FCPA and UKBA as benchmarks

For companies on international terrain, the regulatory expectations are relatively clear. The need and requirements for effective business partner management are comprehensively set out in the Foreign Corrupt Practices Act (FCPA) and the UK Bribery Act (UKBA). The bar is set high. Both the FCPA and the UKBA emphasise that companies must have a thorough understanding of their business partners, the details of the business relationship and the associated risks, and respond accordingly. Companies can exonerate themselves by demonstrating that a compliance violation is the exception and that appropriate rules and processes are generally implemented that usually prevent compliance violations - such as bribes paid by a consultant to a government official in order to obtain a permit that is important to the company.

In any case, the practical impact is significant. More than 80% of FCPA cases are due to inadequate business partner management.

Still much uncertainty in German law

German law is less clear in this respect. There is no clear regulation of the necessity and requirements of business partner compliance.

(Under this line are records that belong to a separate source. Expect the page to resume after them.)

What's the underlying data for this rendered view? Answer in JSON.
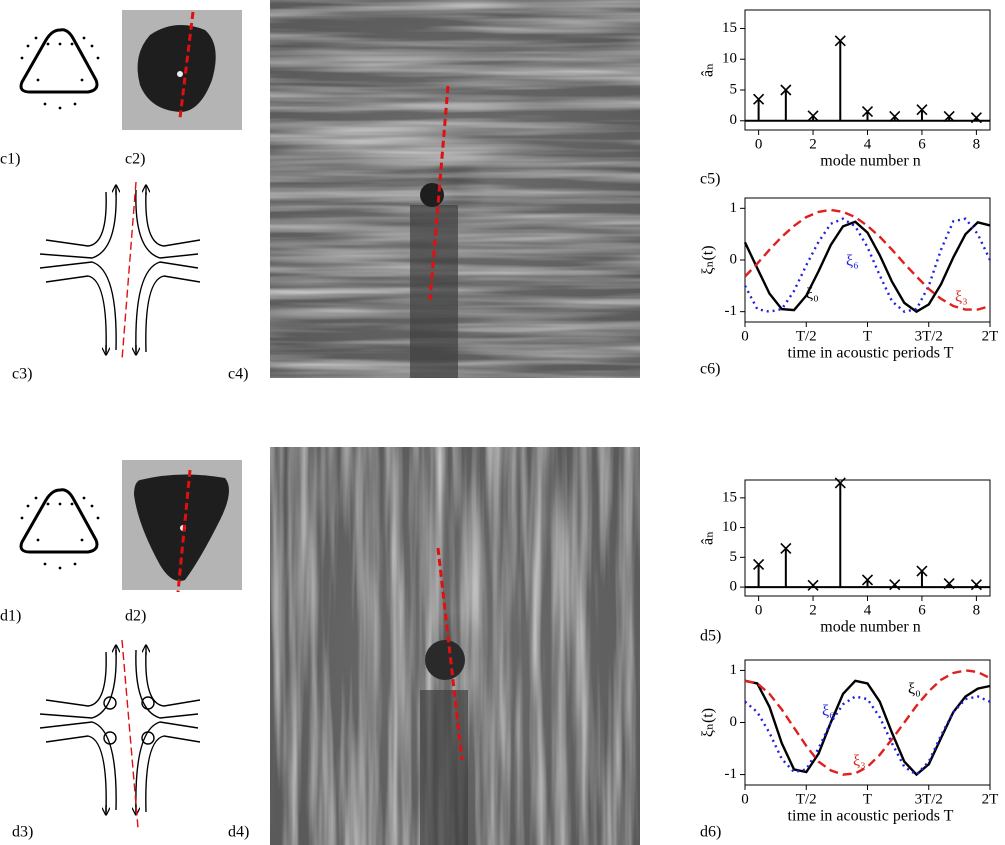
{
  "panel_labels": [
    "c1)",
    "c2)",
    "c3)",
    "c4)",
    "c5)",
    "c6)",
    "d1)",
    "d2)",
    "d3)",
    "d4)",
    "d5)",
    "d6)"
  ],
  "chart_data": [
    {
      "type": "stem",
      "ylabel": "âₙ",
      "xlabel": "mode number n",
      "color": "#000000",
      "x": [
        0,
        1,
        2,
        3,
        4,
        5,
        6,
        7,
        8
      ],
      "values": [
        3.5,
        5,
        0.8,
        13,
        1.5,
        0.7,
        1.8,
        0.7,
        0.5
      ],
      "xlim": [
        -0.5,
        8.5
      ],
      "xticks": [
        0,
        2,
        4,
        6,
        8
      ],
      "ylim": [
        -1.5,
        18
      ],
      "yticks": [
        0,
        5,
        10,
        15
      ]
    },
    {
      "type": "line",
      "ylabel": "ξₙ(t)",
      "xlabel": "time in acoustic periods T",
      "x": [
        0,
        0.1,
        0.2,
        0.3,
        0.4,
        0.5,
        0.6,
        0.7,
        0.8,
        0.9,
        1.0,
        1.1,
        1.2,
        1.3,
        1.4,
        1.5,
        1.6,
        1.7,
        1.8,
        1.9,
        2.0
      ],
      "xlim": [
        0,
        2
      ],
      "xticks": [
        0,
        {
          "value": 0.5,
          "label": "T/2"
        },
        {
          "value": 1,
          "label": "T"
        },
        {
          "value": 1.5,
          "label": "3T/2"
        },
        {
          "value": 2,
          "label": "2T"
        }
      ],
      "ylim": [
        -1.2,
        1.2
      ],
      "yticks": [
        -1,
        0,
        1
      ],
      "series": [
        {
          "name": "ξ₀",
          "color": "#000000",
          "style": "solid",
          "values": [
            0.34,
            -0.16,
            -0.65,
            -0.95,
            -0.97,
            -0.69,
            -0.22,
            0.29,
            0.65,
            0.74,
            0.53,
            0.09,
            -0.42,
            -0.83,
            -1.0,
            -0.86,
            -0.47,
            0.05,
            0.5,
            0.73,
            0.67
          ]
        },
        {
          "name": "ξ₆",
          "color": "#1f1fe0",
          "style": "dotted",
          "values": [
            -0.5,
            -0.95,
            -1.0,
            -0.95,
            -0.6,
            -0.1,
            0.35,
            0.7,
            0.8,
            0.65,
            0.25,
            -0.3,
            -0.8,
            -1.0,
            -0.95,
            -0.5,
            0.2,
            0.75,
            0.8,
            0.5,
            0.0
          ]
        },
        {
          "name": "ξ₃",
          "color": "#e01f1f",
          "style": "dashed",
          "values": [
            -0.32,
            -0.07,
            0.2,
            0.45,
            0.66,
            0.83,
            0.93,
            0.97,
            0.93,
            0.83,
            0.66,
            0.45,
            0.2,
            -0.07,
            -0.32,
            -0.56,
            -0.75,
            -0.89,
            -0.96,
            -0.96,
            -0.89
          ]
        }
      ]
    },
    {
      "type": "stem",
      "ylabel": "âₙ",
      "xlabel": "mode number n",
      "color": "#000000",
      "x": [
        0,
        1,
        2,
        3,
        4,
        5,
        6,
        7,
        8
      ],
      "values": [
        3.8,
        6.5,
        0.3,
        17.5,
        1.2,
        0.4,
        2.7,
        0.6,
        0.4
      ],
      "xlim": [
        -0.5,
        8.5
      ],
      "xticks": [
        0,
        2,
        4,
        6,
        8
      ],
      "ylim": [
        -1.5,
        18
      ],
      "yticks": [
        0,
        5,
        10,
        15
      ]
    },
    {
      "type": "line",
      "ylabel": "ξₙ(t)",
      "xlabel": "time in acoustic periods T",
      "x": [
        0,
        0.1,
        0.2,
        0.3,
        0.4,
        0.5,
        0.6,
        0.7,
        0.8,
        0.9,
        1.0,
        1.1,
        1.2,
        1.3,
        1.4,
        1.5,
        1.6,
        1.7,
        1.8,
        1.9,
        2.0
      ],
      "xlim": [
        0,
        2
      ],
      "xticks": [
        0,
        {
          "value": 0.5,
          "label": "T/2"
        },
        {
          "value": 1,
          "label": "T"
        },
        {
          "value": 1.5,
          "label": "3T/2"
        },
        {
          "value": 2,
          "label": "2T"
        }
      ],
      "ylim": [
        -1.2,
        1.2
      ],
      "yticks": [
        -1,
        0,
        1
      ],
      "series": [
        {
          "name": "ξ₀",
          "color": "#000000",
          "style": "solid",
          "values": [
            0.8,
            0.75,
            0.3,
            -0.4,
            -0.9,
            -0.95,
            -0.6,
            0.0,
            0.55,
            0.8,
            0.75,
            0.4,
            -0.2,
            -0.75,
            -1.0,
            -0.8,
            -0.3,
            0.2,
            0.5,
            0.65,
            0.7
          ]
        },
        {
          "name": "ξ₆",
          "color": "#1f1fe0",
          "style": "dotted",
          "values": [
            0.4,
            0.2,
            -0.2,
            -0.7,
            -0.95,
            -0.9,
            -0.5,
            0.0,
            0.35,
            0.5,
            0.45,
            0.1,
            -0.4,
            -0.85,
            -1.0,
            -0.75,
            -0.25,
            0.2,
            0.45,
            0.5,
            0.4
          ]
        },
        {
          "name": "ξ₃",
          "color": "#e01f1f",
          "style": "dashed",
          "values": [
            0.8,
            0.75,
            0.55,
            0.25,
            -0.1,
            -0.45,
            -0.75,
            -0.92,
            -1.0,
            -0.98,
            -0.85,
            -0.62,
            -0.32,
            0.0,
            0.32,
            0.6,
            0.82,
            0.95,
            1.0,
            0.97,
            0.85
          ]
        }
      ]
    }
  ]
}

This does not mean, however, that companies are allowed to be inactive. On the contrary, there is a not inconsiderable risk that the company will be held liable under §§ 130, 30 of the German Administrative Offences Act (Ordnungswidrigkeitengesetz), e.g. for bribery by agents, if no effective compliance management, including risk-oriented business partner management, is implemented. There is just no binding force and no clarity; rather, "in case of conflict", a review is then carried out by the criminal courts, with possibly considerable financial consequences for an affected company, not to mention the loss of trust.

Review of business partner compliance absolutely necessary - also in the interest of business

According to all sets of rules, the following basic assumptions apply indisputably:

  • Responsibility cannot simply be outsourced
  • Companies cannot discharge their responsibility by entrusting third parties with the execution of risky activities.
  • Moreover, they are fundamentally responsible for what third parties do on their behalf.

In any case, companies are well advised not to rely on old systems and strategies in view of the increased expectations, but to review their business partner management from the ground up and align it with today's standards. A fundamental discussion on whether these standards should be followed or not is idle and will not take place in the event of a crisis. The requirements must be transferred directly into an effective compliance management, despite one or two uncertainties about the requirements of German law in particular. This must be done in a way that is individually oriented towards the companies. Both under-regulation and over-regulation must be avoided.

The management of a company should have a clear answer to the question: "What does your business partner management actually look like?" in order to be able to meet the expectations set for contemporary, risk-oriented corporate management.

Let's face it, the process of a thorough reappraisal can be very time-consuming. However, the result is a win-win situation. The transparency and evaluation of the business partners that is created in this way is exactly in the interest of the business, namely to know the reason and the framework conditions of a business relationship as well as the business partner exactly. Often this "cleaning up" is long overdue from a business perspective, and will be reflected in a corresponding "return on investment".

Compliance and good business management once again go hand in hand and are mutually dependent.